Não sei explicar completamente por que Deus fala com clareza em algumas ocasiões e, em outras, permite que atravessemos longos períodos de espera. A Bíblia não oferece uma fórmula que nos permita controlar quando receberemos uma resposta. Ela nos ensina, porém, a examinar o coração, permanecer firmes e confiar no caráter de Deus mesmo quando não entendemos Seus caminhos.

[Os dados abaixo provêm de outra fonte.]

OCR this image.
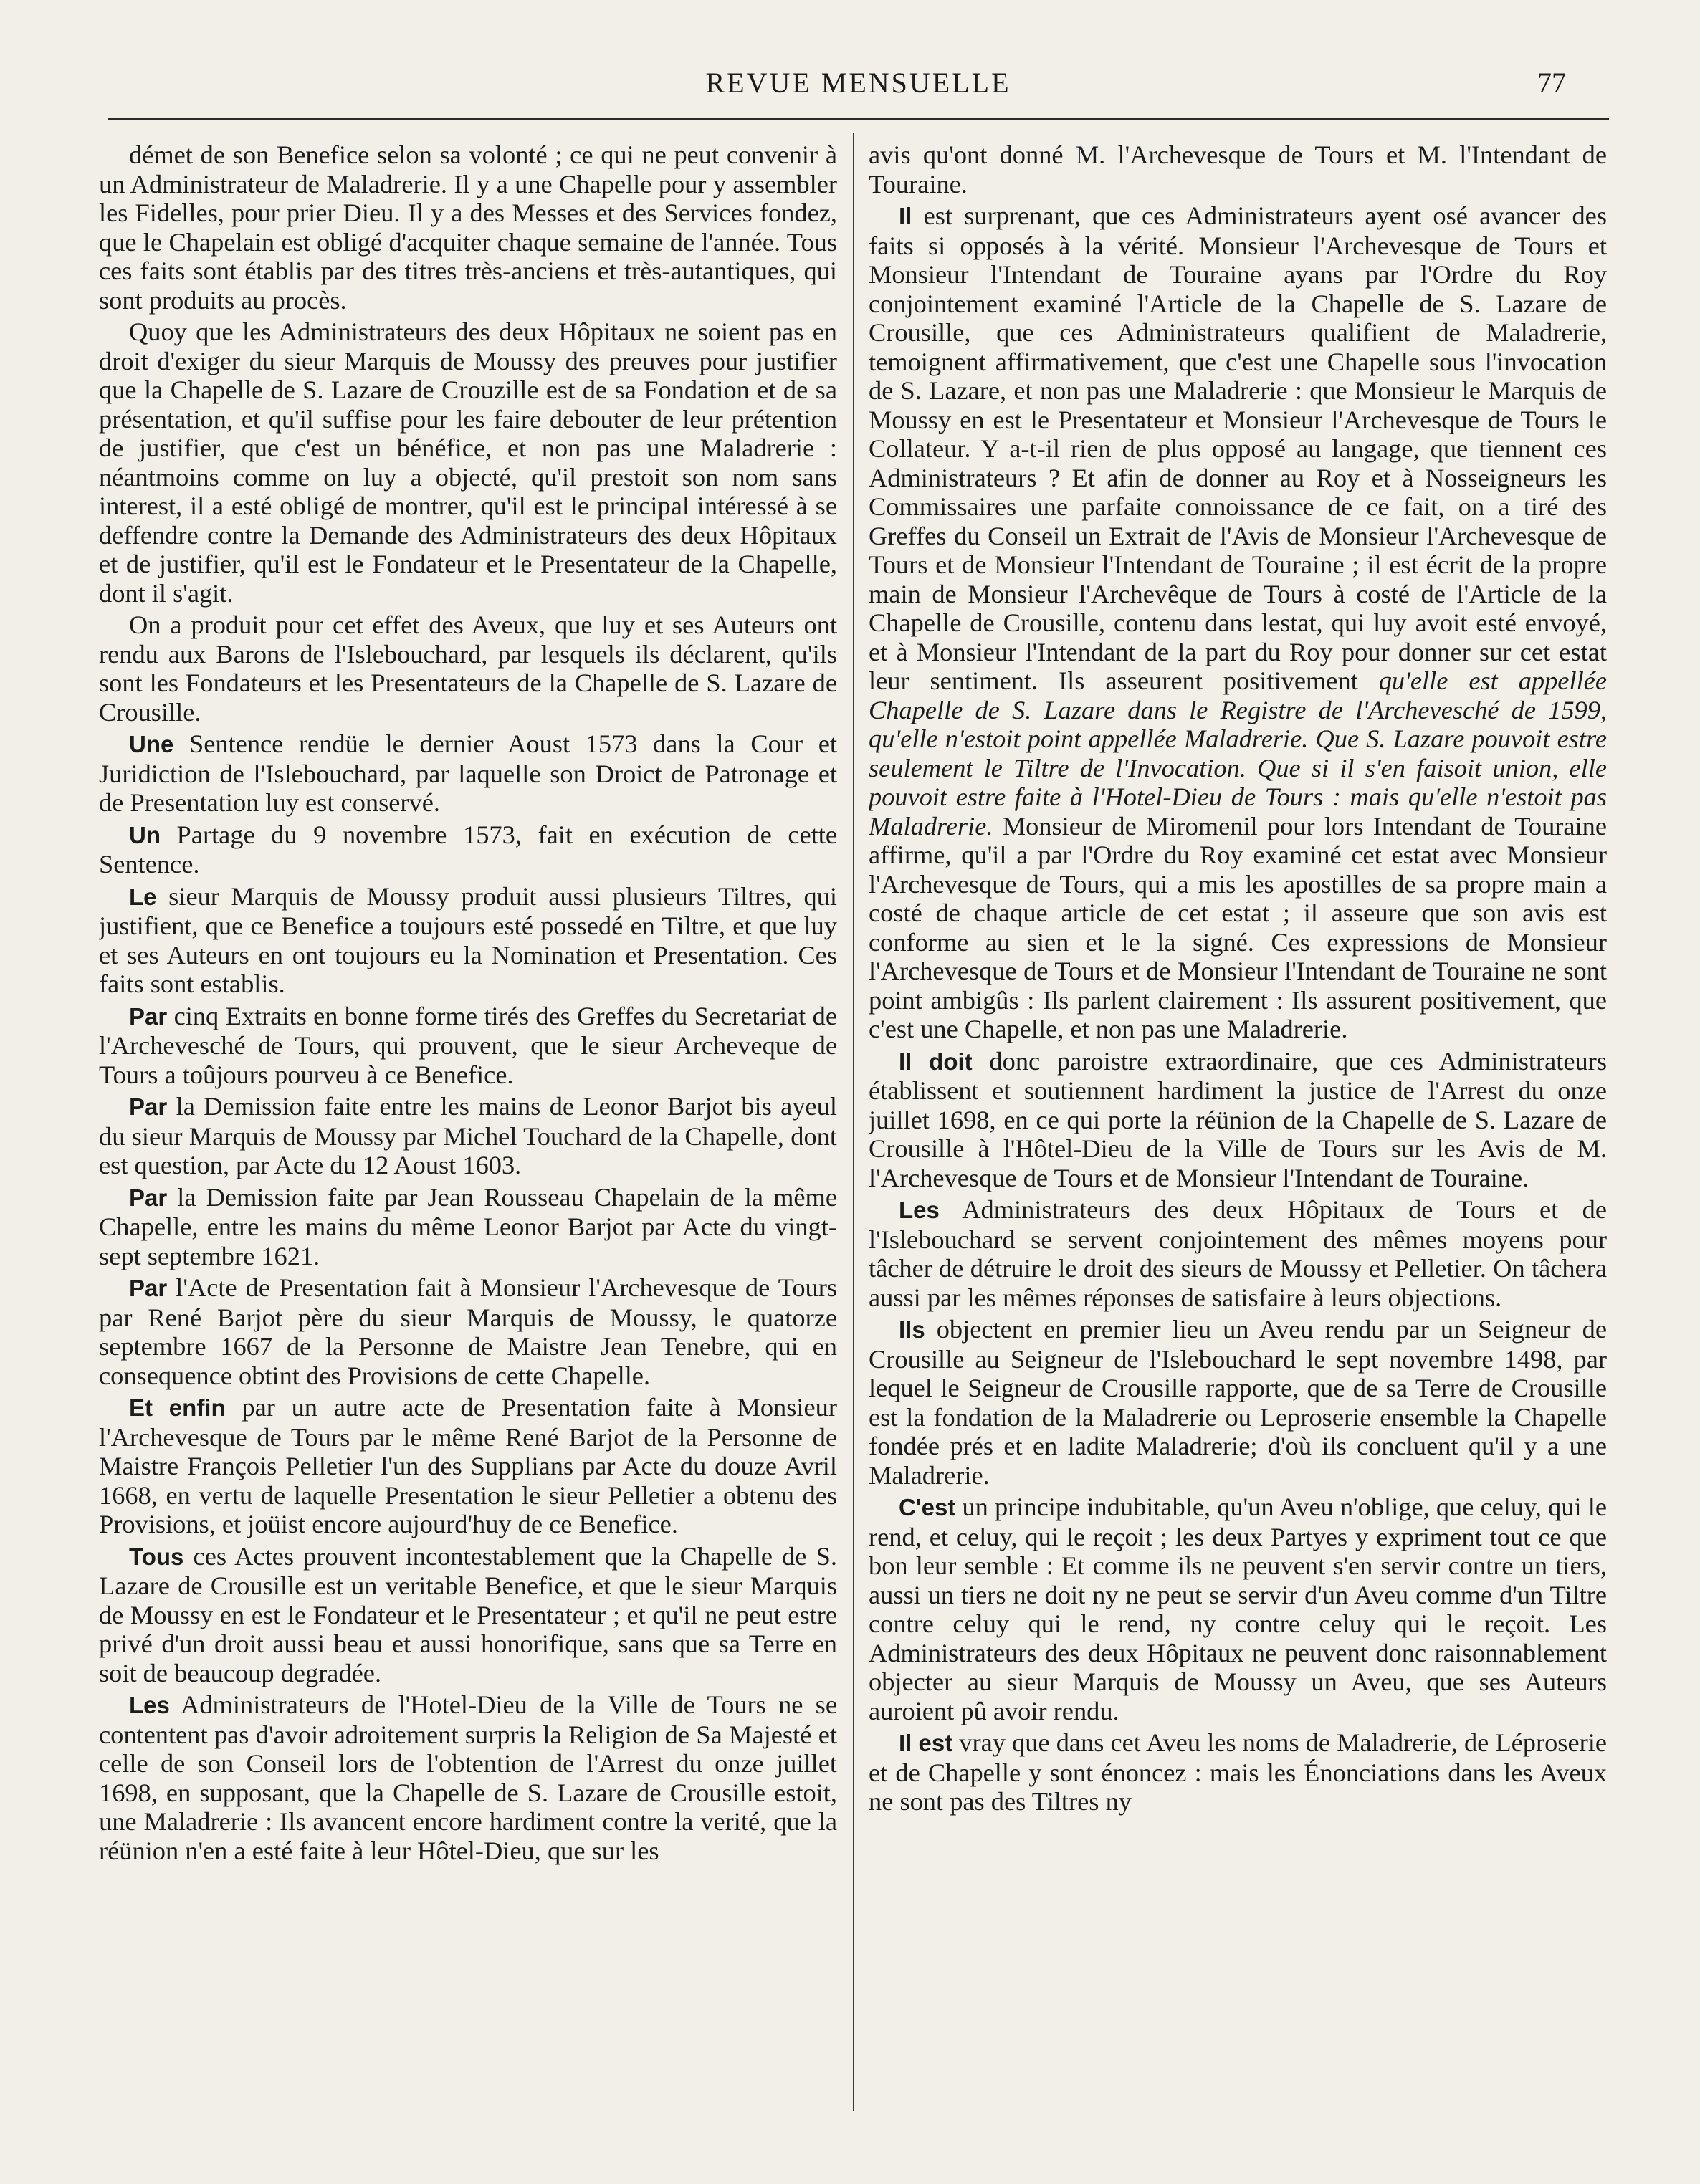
REVUE MENSUELLE	77

démet de son Benefice selon sa volonté ; ce qui ne peut convenir à un Administrateur de Maladrerie. Il y a une Chapelle pour y assembler les Fidelles, pour prier Dieu. Il y a des Messes et des Services fondez, que le Chapelain est obligé d'acquiter chaque semaine de l'année. Tous ces faits sont établis par des titres très-anciens et très-autantiques, qui sont produits au procès.

Quoy que les Administrateurs des deux Hôpitaux ne soient pas en droit d'exiger du sieur Marquis de Moussy des preuves pour justifier que la Chapelle de S. Lazare de Crouzille est de sa Fondation et de sa présentation, et qu'il suffise pour les faire debouter de leur prétention de justifier, que c'est un bénéfice, et non pas une Maladrerie : néantmoins comme on luy a objecté, qu'il prestoit son nom sans interest, il a esté obligé de montrer, qu'il est le principal intéressé à se deffendre contre la Demande des Administrateurs des deux Hôpitaux et de justifier, qu'il est le Fondateur et le Presentateur de la Chapelle, dont il s'agit.

On a produit pour cet effet des Aveux, que luy et ses Auteurs ont rendu aux Barons de l'Islebouchard, par lesquels ils déclarent, qu'ils sont les Fondateurs et les Presentateurs de la Chapelle de S. Lazare de Crousille.

Une Sentence rendüe le dernier Aoust 1573 dans la Cour et Juridiction de l'Islebouchard, par laquelle son Droict de Patronage et de Presentation luy est conservé.

Un Partage du 9 novembre 1573, fait en exécution de cette Sentence.

Le sieur Marquis de Moussy produit aussi plusieurs Tiltres, qui justifient, que ce Benefice a toujours esté possedé en Tiltre, et que luy et ses Auteurs en ont toujours eu la Nomination et Presentation. Ces faits sont establis.

Par cinq Extraits en bonne forme tirés des Greffes du Secretariat de l'Archevesché de Tours, qui prouvent, que le sieur Archeveque de Tours a toûjours pourveu à ce Benefice.

Par la Demission faite entre les mains de Leonor Barjot bis ayeul du sieur Marquis de Moussy par Michel Touchard de la Chapelle, dont est question, par Acte du 12 Aoust 1603.

Par la Demission faite par Jean Rousseau Chapelain de la même Chapelle, entre les mains du même Leonor Barjot par Acte du vingt-sept septembre 1621.

Par l'Acte de Presentation fait à Monsieur l'Archevesque de Tours par René Barjot père du sieur Marquis de Moussy, le quatorze septembre 1667 de la Personne de Maistre Jean Tenebre, qui en consequence obtint des Provisions de cette Chapelle.

Et enfin par un autre acte de Presentation faite à Monsieur l'Archevesque de Tours par le même René Barjot de la Personne de Maistre François Pelletier l'un des Supplians par Acte du douze Avril 1668, en vertu de laquelle Presentation le sieur Pelletier a obtenu des Provisions, et joüist encore aujourd'huy de ce Benefice.

Tous ces Actes prouvent incontestablement que la Chapelle de S. Lazare de Crousille est un veritable Benefice, et que le sieur Marquis de Moussy en est le Fondateur et le Presentateur ; et qu'il ne peut estre privé d'un droit aussi beau et aussi honorifique, sans que sa Terre en soit de beaucoup degradée.

Les Administrateurs de l'Hotel-Dieu de la Ville de Tours ne se contentent pas d'avoir adroitement surpris la Religion de Sa Majesté et celle de son Conseil lors de l'obtention de l'Arrest du onze juillet 1698, en supposant, que la Chapelle de S. Lazare de Crousille estoit, une Maladrerie : Ils avancent encore hardiment contre la verité, que la réünion n'en a esté faite à leur Hôtel-Dieu, que sur les

avis qu'ont donné M. l'Archevesque de Tours et M. l'Intendant de Touraine.

Il est surprenant, que ces Administrateurs ayent osé avancer des faits si opposés à la vérité. Monsieur l'Archevesque de Tours et Monsieur l'Intendant de Touraine ayans par l'Ordre du Roy conjointement examiné l'Article de la Chapelle de S. Lazare de Crousille, que ces Administrateurs qualifient de Maladrerie, temoignent affirmativement, que c'est une Chapelle sous l'invocation de S. Lazare, et non pas une Maladrerie : que Monsieur le Marquis de Moussy en est le Presentateur et Monsieur l'Archevesque de Tours le Collateur. Y a-t-il rien de plus opposé au langage, que tiennent ces Administrateurs ? Et afin de donner au Roy et à Nosseigneurs les Commissaires une parfaite connoissance de ce fait, on a tiré des Greffes du Conseil un Extrait de l'Avis de Monsieur l'Archevesque de Tours et de Monsieur l'Intendant de Touraine ; il est écrit de la propre main de Monsieur l'Archevêque de Tours à costé de l'Article de la Chapelle de Crousille, contenu dans lestat, qui luy avoit esté envoyé, et à Monsieur l'Intendant de la part du Roy pour donner sur cet estat leur sentiment. Ils asseurent positivement qu'elle est appellée Chapelle de S. Lazare dans le Registre de l'Archevesché de 1599, qu'elle n'estoit point appellée Maladrerie. Que S. Lazare pouvoit estre seulement le Tiltre de l'Invocation. Que si il s'en faisoit union, elle pouvoit estre faite à l'Hotel-Dieu de Tours : mais qu'elle n'estoit pas Maladrerie. Monsieur de Miromenil pour lors Intendant de Touraine affirme, qu'il a par l'Ordre du Roy examiné cet estat avec Monsieur l'Archevesque de Tours, qui a mis les apostilles de sa propre main a costé de chaque article de cet estat ; il asseure que son avis est conforme au sien et le la signé. Ces expressions de Monsieur l'Archevesque de Tours et de Monsieur l'Intendant de Touraine ne sont point ambigûs : Ils parlent clairement : Ils assurent positivement, que c'est une Chapelle, et non pas une Maladrerie.

Il doit donc paroistre extraordinaire, que ces Administrateurs établissent et soutiennent hardiment la justice de l'Arrest du onze juillet 1698, en ce qui porte la réünion de la Chapelle de S. Lazare de Crousille à l'Hôtel-Dieu de la Ville de Tours sur les Avis de M. l'Archevesque de Tours et de Monsieur l'Intendant de Touraine.

Les Administrateurs des deux Hôpitaux de Tours et de l'Islebouchard se servent conjointement des mêmes moyens pour tâcher de détruire le droit des sieurs de Moussy et Pelletier. On tâchera aussi par les mêmes réponses de satisfaire à leurs objections.

Ils objectent en premier lieu un Aveu rendu par un Seigneur de Crousille au Seigneur de l'Islebouchard le sept novembre 1498, par lequel le Seigneur de Crousille rapporte, que de sa Terre de Crousille est la fondation de la Maladrerie ou Leproserie ensemble la Chapelle fondée prés et en ladite Maladrerie; d'où ils concluent qu'il y a une Maladrerie.

C'est un principe indubitable, qu'un Aveu n'oblige, que celuy, qui le rend, et celuy, qui le reçoit ; les deux Partyes y expriment tout ce que bon leur semble : Et comme ils ne peuvent s'en servir contre un tiers, aussi un tiers ne doit ny ne peut se servir d'un Aveu comme d'un Tiltre contre celuy qui le rend, ny contre celuy qui le reçoit. Les Administrateurs des deux Hôpitaux ne peuvent donc raisonnablement objecter au sieur Marquis de Moussy un Aveu, que ses Auteurs auroient pû avoir rendu.

Il est vray que dans cet Aveu les noms de Maladrerie, de Léproserie et de Chapelle y sont énoncez : mais les Énonciations dans les Aveux ne sont pas des Tiltres ny
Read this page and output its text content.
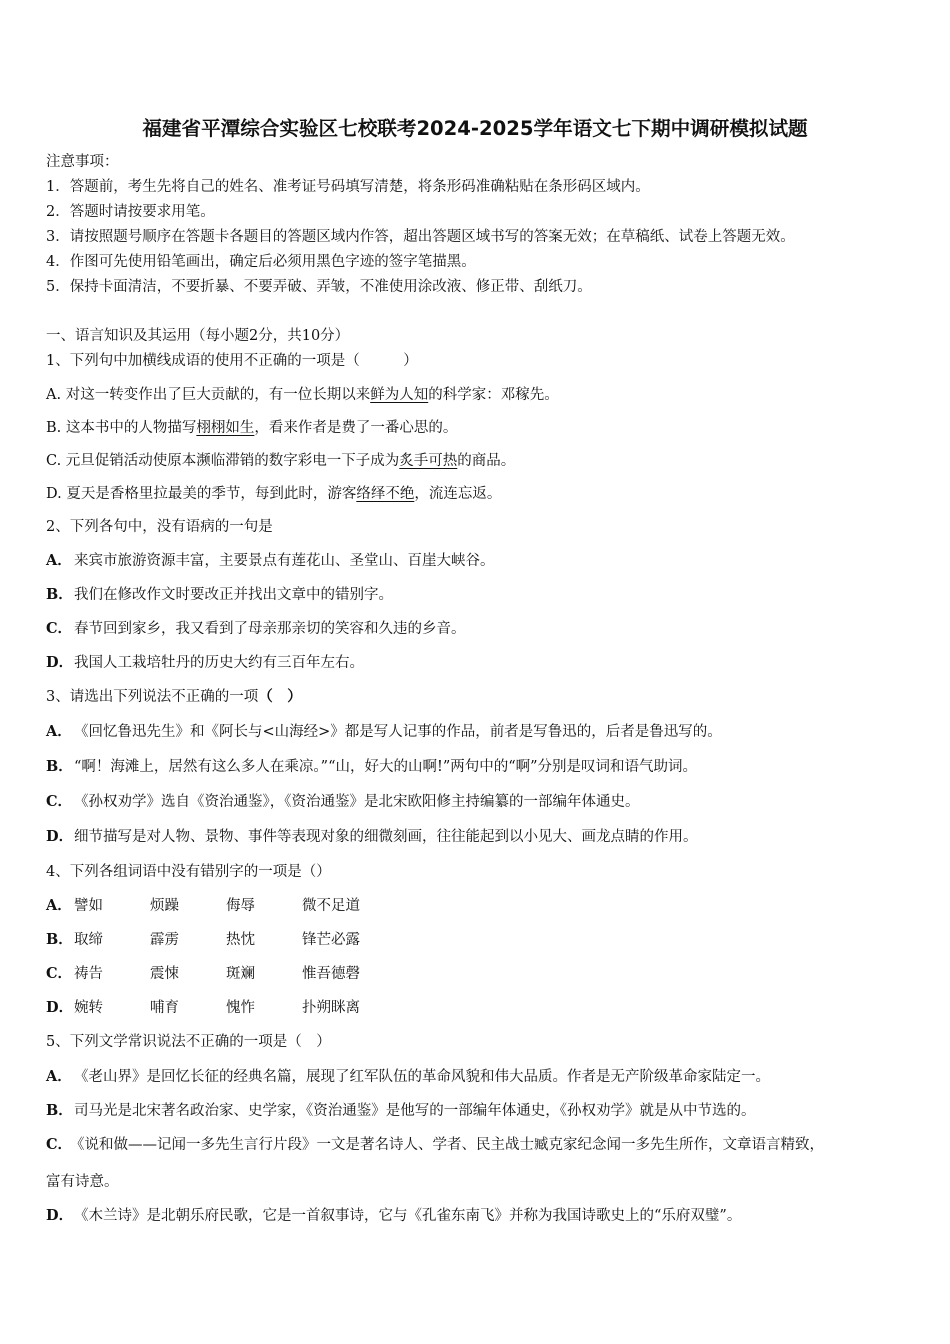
福建省平潭综合实验区七校联考2024-2025学年语文七下期中调研模拟试题
注意事项：
1．答题前，考生先将自己的姓名、准考证号码填写清楚，将条形码准确粘贴在条形码区域内。
2．答题时请按要求用笔。
3．请按照题号顺序在答题卡各题目的答题区域内作答，超出答题区域书写的答案无效；在草稿纸、试卷上答题无效。
4．作图可先使用铅笔画出，确定后必须用黑色字迹的签字笔描黑。
5．保持卡面清洁，不要折暴、不要弄破、弄皱，不准使用涂改液、修正带、刮纸刀。
一、语言知识及其运用（每小题2分，共10分）
1、下列句中加横线成语的使用不正确的一项是（　　　）
A. 对这一转变作出了巨大贡献的，有一位长期以来鲜为人知的科学家：邓稼先。
B. 这本书中的人物描写栩栩如生，看来作者是费了一番心思的。
C. 元旦促销活动使原本濒临滞销的数字彩电一下子成为炙手可热的商品。
D. 夏天是香格里拉最美的季节，每到此时，游客络绎不绝，流连忘返。
2、下列各句中，没有语病的一句是
A． 来宾市旅游资源丰富，主要景点有莲花山、圣堂山、百崖大峡谷。
B．我们在修改作文时要改正并找出文章中的错别字。
C． 春节回到家乡，我又看到了母亲那亲切的笑容和久违的乡音。
D．我国人工栽培牡丹的历史大约有三百年左右。
3、请选出下列说法不正确的一项（　）
A． 《回忆鲁迅先生》和《阿长与<山海经>》都是写人记事的作品，前者是写鲁迅的，后者是鲁迅写的。
B．“啊！海滩上，居然有这么多人在乘凉。”“山，好大的山啊!”两句中的“啊”分别是叹词和语气助词。
C． 《孙权劝学》选自《资治通鉴》，《资治通鉴》是北宋欧阳修主持编纂的一部编年体通史。
D．细节描写是对人物、景物、事件等表现对象的细微刻画，往往能起到以小见大、画龙点睛的作用。
4、下列各组词语中没有错别字的一项是（）
A． 譬如	烦躁	侮辱	微不足道
B．取缔	霹雳	热忱	锋芒必露
C． 祷告	震悚	斑斓	惟吾德磬
D．婉转	哺育	愧怍	扑朔眯离
5、下列文学常识说法不正确的一项是（　）
A． 《老山界》是回忆长征的经典名篇，展现了红军队伍的革命风貌和伟大品质。作者是无产阶级革命家陆定一。
B．司马光是北宋著名政治家、史学家，《资治通鉴》是他写的一部编年体通史，《孙权劝学》就是从中节选的。
C．《说和做——记闻一多先生言行片段》一文是著名诗人、学者、民主战士臧克家纪念闻一多先生所作，文章语言精致，
富有诗意。
D．《木兰诗》是北朝乐府民歌，它是一首叙事诗，它与《孔雀东南飞》并称为我国诗歌史上的“乐府双璧”。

Quando Deus parece estar em silêncio, existem pelo menos três perguntas importantes que podemos fazer. Elas não resolvem todos os mistérios, mas nos ajudam a enfrentar a espera com maturidade espiritual, humildade e esperança.
1. Estou fazendo barulho demais para conseguir ouvir?
Em sua obra sobre o luto, C. S. Lewis descreveu com grande sinceridade a sensação de buscar Deus durante uma experiência dolorosa e não receber a resposta esperada. Depois da morte de sua esposa, Joy, ele escreveu sobre a impressão de se aproximar de uma porta e encontrá-la fechada. Era como se, no momento em que mais precisava de consolo, nada pudesse ser ouvido.
Essa experiência representa a angústia de muitas pessoas. Elas oram, choram, pedem ajuda e esperam algum sinal, mas não percebem nenhuma mudança. Em determinado momento, começam a perguntar: “Onde está Deus? Por que Ele não responde? Será que minha oração está sendo ignorada?”. Essas perguntas não são necessariamente sinais de incredulidade. Muitas vezes, são o clamor sincero de um coração ferido.
Com o passar do tempo, Lewis reconheceu que o desespero também podia dificultar sua capacidade de perceber qualquer resposta. Ele comparou sua situação à de alguém que está se afogando e se movimenta de maneira tão desesperada que torna mais difícil receber ajuda. Seus próprios gritos interiores talvez estivessem abafando aquilo que desejava ouvir.
O mesmo pode acontecer conosco. Existe o barulho exterior produzido pelas notícias, pelas redes sociais, pelo excesso de trabalho, pelas opiniões das pessoas e pela pressão da vida diária. Entretanto, também existe o barulho interior: medo, ansiedade, tristeza, indignação, frustração e a insistência para que Deus responda exatamente da maneira que imaginamos.
Quando o coração está dominado por essas emoções, podemos ler a Bíblia sem prestar verdadeira atenção, participar de uma reunião sem absorver a mensagem e orar sem reservar espaço para refletir. Falamos continuamente, mas não conseguimos permanecer quietos. Pedimos respostas, porém já decidimos qual resposta desejamos receber.
Isso não significa que precisamos esconder nossa dor ou fingir tranquilidade. Os salmos mostram que podemos clamar, lamentar e apresentar perguntas difíceis ao Senhor. Deus não se ofende com a sinceridade reverente de Seus filhos. Contudo, depois de derramarmos o coração diante Dele, também precisamos aprender a aquietar a alma.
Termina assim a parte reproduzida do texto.